Alenquer em seca extrema assinala meio século de cheias catastróficas com centenas de mortos

Tal como o resto do país e até da Península Ibérica, Alenquer vive um momento de seca extrema. Mas há precisamente 50 anos esta região estava prestes a viver um momento dramático causado por chuvas torrenciais, que causaram centenas de mortos. O trabalho é da ALAMBI - Associação para o Estudo e Defesa do Ambiente do Concelho de Alenquer, e recorda esse fatídico ano de 1967.

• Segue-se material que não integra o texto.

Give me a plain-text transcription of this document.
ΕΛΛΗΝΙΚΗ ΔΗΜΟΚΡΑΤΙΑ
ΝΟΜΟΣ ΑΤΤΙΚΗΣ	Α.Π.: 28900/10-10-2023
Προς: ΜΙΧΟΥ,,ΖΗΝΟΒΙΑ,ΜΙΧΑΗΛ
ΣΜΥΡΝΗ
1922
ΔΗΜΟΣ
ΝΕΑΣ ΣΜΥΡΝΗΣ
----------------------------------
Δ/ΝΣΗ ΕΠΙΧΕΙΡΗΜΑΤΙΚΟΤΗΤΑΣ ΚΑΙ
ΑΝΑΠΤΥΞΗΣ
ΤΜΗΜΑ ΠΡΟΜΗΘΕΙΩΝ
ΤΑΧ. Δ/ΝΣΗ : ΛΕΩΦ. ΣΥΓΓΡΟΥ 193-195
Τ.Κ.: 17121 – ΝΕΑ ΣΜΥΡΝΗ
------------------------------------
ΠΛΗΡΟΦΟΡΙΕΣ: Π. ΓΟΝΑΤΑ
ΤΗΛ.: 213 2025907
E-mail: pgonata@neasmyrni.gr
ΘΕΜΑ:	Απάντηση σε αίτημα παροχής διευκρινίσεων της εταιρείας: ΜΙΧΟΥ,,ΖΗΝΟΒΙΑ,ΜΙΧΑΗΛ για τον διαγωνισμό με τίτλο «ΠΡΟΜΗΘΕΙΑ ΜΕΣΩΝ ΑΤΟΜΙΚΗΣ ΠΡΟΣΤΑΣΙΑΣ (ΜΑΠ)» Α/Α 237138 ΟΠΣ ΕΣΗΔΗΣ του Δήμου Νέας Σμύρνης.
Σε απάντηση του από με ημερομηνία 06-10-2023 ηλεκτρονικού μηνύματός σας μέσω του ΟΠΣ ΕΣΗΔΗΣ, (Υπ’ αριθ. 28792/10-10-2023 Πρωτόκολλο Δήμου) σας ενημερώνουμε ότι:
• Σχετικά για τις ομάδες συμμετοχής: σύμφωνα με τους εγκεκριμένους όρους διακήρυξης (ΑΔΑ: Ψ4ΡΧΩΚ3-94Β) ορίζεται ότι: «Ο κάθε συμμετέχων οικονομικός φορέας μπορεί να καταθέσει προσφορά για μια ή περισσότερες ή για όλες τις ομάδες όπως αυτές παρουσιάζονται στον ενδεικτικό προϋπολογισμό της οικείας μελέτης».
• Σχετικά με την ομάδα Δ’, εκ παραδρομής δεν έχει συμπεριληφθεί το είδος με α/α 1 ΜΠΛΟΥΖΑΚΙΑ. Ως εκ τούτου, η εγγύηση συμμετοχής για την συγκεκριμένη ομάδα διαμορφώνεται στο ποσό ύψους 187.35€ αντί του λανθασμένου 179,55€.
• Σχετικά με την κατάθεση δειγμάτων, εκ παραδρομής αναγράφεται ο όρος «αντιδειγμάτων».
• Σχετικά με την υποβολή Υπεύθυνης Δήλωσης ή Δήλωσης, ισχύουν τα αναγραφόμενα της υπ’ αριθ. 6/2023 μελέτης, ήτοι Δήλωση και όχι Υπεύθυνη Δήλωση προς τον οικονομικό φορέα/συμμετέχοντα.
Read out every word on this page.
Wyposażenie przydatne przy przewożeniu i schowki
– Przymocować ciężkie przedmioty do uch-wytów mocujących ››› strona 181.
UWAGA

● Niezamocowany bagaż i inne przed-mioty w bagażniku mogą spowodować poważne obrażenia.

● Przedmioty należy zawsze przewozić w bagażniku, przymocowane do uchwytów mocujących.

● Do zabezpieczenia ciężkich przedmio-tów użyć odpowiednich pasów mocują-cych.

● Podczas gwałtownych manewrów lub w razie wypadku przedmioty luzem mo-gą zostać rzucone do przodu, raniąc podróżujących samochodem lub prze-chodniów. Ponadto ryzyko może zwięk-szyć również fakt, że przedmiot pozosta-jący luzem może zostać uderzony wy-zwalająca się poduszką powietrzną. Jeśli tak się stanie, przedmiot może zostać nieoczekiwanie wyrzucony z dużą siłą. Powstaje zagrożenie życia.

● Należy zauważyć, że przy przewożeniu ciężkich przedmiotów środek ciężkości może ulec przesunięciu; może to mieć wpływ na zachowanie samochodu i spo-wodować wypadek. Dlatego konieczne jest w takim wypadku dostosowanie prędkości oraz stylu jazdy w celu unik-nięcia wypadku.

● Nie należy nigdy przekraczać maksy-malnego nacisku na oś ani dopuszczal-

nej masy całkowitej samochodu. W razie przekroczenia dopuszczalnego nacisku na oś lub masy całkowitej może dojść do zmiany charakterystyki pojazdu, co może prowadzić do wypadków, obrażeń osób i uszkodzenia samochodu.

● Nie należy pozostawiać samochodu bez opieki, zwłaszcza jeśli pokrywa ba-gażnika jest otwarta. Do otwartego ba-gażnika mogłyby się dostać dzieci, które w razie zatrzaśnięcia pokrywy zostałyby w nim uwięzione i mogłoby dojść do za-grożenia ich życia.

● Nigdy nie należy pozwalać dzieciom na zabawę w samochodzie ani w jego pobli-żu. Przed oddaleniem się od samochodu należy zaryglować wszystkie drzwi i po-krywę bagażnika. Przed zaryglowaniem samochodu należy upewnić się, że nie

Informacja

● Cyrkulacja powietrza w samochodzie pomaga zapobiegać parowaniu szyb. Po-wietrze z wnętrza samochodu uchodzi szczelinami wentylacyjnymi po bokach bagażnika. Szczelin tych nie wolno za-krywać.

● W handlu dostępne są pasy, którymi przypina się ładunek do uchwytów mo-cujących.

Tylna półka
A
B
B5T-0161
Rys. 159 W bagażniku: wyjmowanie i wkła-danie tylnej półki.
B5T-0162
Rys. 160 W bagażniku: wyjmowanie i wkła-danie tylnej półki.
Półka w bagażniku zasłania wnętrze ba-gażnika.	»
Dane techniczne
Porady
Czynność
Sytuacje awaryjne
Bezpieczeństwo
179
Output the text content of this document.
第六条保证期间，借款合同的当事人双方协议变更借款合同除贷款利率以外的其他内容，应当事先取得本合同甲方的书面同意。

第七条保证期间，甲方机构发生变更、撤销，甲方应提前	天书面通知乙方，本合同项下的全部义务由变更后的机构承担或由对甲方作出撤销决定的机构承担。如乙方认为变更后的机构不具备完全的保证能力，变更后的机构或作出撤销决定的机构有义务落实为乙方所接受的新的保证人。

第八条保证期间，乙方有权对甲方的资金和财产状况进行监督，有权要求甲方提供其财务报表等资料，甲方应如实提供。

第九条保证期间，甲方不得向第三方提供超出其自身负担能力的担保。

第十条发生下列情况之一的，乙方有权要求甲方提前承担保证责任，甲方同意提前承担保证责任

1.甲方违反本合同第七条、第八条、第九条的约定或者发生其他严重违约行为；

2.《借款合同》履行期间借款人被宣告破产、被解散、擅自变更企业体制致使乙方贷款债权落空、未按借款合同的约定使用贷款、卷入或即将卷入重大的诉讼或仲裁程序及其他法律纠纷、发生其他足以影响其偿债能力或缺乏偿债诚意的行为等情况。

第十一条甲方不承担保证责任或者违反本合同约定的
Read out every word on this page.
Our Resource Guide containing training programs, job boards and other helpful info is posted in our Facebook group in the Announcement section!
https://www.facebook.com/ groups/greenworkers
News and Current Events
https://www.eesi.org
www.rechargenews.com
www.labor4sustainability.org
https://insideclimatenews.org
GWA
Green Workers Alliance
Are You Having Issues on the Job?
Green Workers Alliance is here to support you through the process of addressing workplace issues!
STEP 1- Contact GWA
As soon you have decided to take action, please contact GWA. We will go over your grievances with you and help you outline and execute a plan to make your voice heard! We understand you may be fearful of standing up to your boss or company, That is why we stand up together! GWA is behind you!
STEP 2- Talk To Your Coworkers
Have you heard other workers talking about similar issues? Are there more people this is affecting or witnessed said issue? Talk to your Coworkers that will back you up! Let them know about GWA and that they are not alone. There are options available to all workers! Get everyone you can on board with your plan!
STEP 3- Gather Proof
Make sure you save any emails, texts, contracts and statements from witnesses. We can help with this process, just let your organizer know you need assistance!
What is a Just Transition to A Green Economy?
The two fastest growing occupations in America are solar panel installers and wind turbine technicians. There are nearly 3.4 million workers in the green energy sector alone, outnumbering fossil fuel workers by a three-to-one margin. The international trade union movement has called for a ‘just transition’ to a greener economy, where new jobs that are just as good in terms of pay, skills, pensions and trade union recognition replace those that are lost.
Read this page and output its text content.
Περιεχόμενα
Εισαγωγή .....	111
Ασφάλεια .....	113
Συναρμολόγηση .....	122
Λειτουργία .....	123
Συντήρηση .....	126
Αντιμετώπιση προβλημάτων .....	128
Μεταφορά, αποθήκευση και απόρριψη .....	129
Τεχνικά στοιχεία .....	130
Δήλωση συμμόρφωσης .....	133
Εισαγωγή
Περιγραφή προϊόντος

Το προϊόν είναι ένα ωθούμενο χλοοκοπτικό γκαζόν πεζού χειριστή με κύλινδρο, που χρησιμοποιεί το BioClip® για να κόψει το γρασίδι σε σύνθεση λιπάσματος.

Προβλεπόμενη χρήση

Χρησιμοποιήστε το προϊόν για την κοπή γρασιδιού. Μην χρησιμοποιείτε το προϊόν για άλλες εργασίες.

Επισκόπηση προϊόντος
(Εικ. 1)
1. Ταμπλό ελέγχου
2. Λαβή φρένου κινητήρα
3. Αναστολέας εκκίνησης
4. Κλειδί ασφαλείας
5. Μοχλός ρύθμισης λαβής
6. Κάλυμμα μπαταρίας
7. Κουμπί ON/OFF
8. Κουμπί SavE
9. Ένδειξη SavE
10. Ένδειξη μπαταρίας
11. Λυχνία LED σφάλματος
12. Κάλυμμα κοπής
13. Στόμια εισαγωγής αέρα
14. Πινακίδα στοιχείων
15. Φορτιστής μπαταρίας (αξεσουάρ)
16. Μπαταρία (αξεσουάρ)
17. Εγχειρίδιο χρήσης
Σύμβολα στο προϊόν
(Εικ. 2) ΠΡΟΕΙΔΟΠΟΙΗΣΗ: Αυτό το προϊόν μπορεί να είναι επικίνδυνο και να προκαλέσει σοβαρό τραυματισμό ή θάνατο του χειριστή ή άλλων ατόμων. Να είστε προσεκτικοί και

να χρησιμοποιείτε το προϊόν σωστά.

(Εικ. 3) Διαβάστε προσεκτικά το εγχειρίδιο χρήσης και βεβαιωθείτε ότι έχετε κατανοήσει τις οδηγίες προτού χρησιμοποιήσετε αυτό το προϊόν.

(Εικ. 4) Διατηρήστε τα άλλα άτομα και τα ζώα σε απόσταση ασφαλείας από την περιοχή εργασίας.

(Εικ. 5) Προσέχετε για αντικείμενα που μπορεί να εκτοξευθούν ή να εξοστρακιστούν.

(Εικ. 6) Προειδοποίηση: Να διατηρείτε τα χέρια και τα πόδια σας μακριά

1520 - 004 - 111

Tal como o resto do país e até da Península Ibérica, Alenquer vive um momento de seca extrema. Mas há precisamente 50 anos esta região estava prestes a viver um momento dramático causado por chuvas torrenciais, que causaram centenas de mortos. O trabalho é da ALAMBI – Associação para o Estudo e Defesa do Ambiente do Concelho de Alenquer, e recorda esse fatídico ano de 1967.

Madrugada de 25 para 26 de Novembro de 1967. Chuvas torrenciais inundam a região de Lisboa, causam centenas de mortos e deixam um rasto de destruição. A chuva copiosa que caiu durante todo o dia 25 e saturou os solos era apenas o prenúncio do que ainda estava para vir. Pelas 19 horas a chuva intensificou-se e até há uma da manhã do dia 26 choveu torrencialmente. 77,5 mm em Lisboa, 129,7 mm em Monte Estoril, 115,3 em Loures, no curto período de seis horas. Em uma hora apenas, a chuva registada nalguns locais chegou aos 60 mm. A chuva que deveria cair ao longo de um mês de pluviosidade normal caiu no espaço de apenas algumas horas.

Há 50 anos o excesso de água matou centenas de pessoas na região de Alenquer. Actualmente vivem-se dias de seca extrema…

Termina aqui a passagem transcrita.